Data Platforms
A data platform is an integrated set of technologies that collectively meets an organization’s end-to-end data needs. It enables the acquisition, storage, preparation, delivery, and governance of your data, as well as a security layer for users and applications. A data platform is key to unlocking the value of your data.
But data platforms can be a complex subject. What exactly is behind a data platform? How do you approach designing one? And what’s the difference between a customer data platform, a big data platform, and an operational data platform?
How to Build a Data Platform
Building a modern data platform needs the right data strategy. Although it’s a large topic in itself, here’s a five-point primer.
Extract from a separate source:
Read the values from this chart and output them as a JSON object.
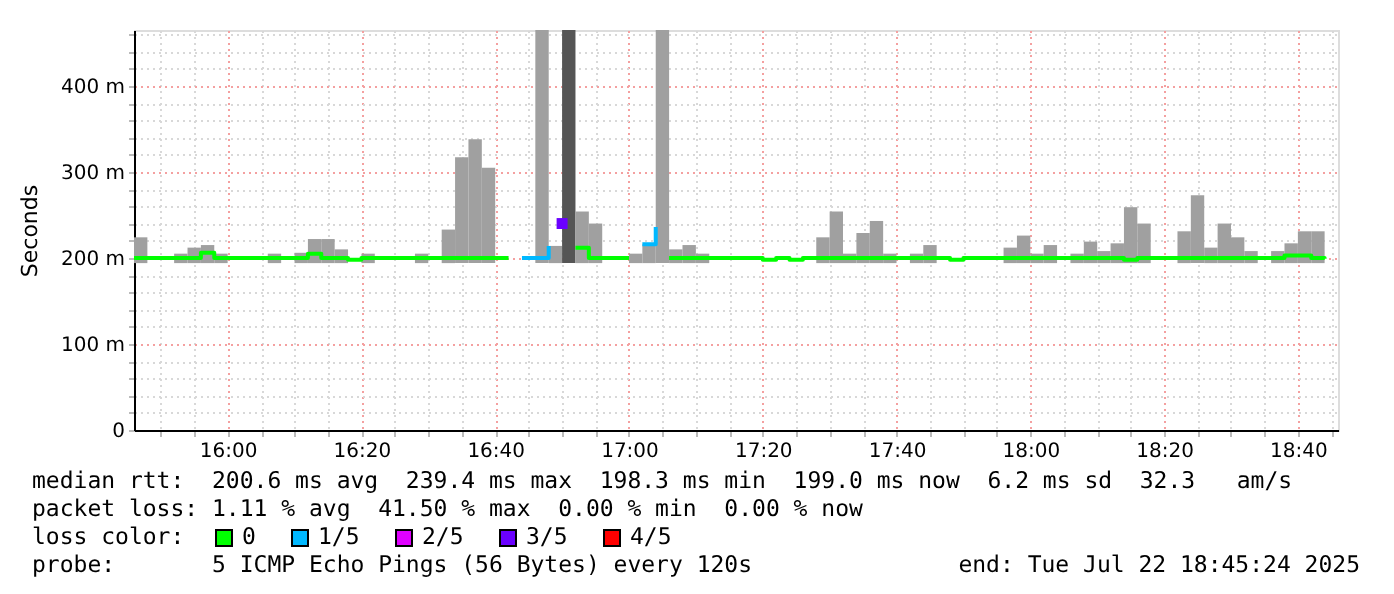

Engage the Best SMEs: Organizations should seek the best subject matter experts for the project and bring them to the team. This team will be a mixture of non-technical and technical experts and can often include outside resources.
Focus on People and Processes: Focus on the end user and current business processes. Think about the talent and structures needed for managing and using it.
Gather Business Requirements: Data must address business needs in order to generate real value. The requirements should include end user personas, use cases, existing and possible new data sources, security requirements, current applications and so on.
Build Incrementally: Adopt an agile approach for incremental wins. The entire project may be divided into multiple sub-projects with each small project handling one aspect of the platform or functionality. For example, there may be a project to standardize the data capture tools and another to build a common data sharing capability.
Use What’s Already Available: A data platform arranges and augments existing processes, data for maximum benefit. Start with the data that you already have and implement the workflow that has the greatest opportunity for impact.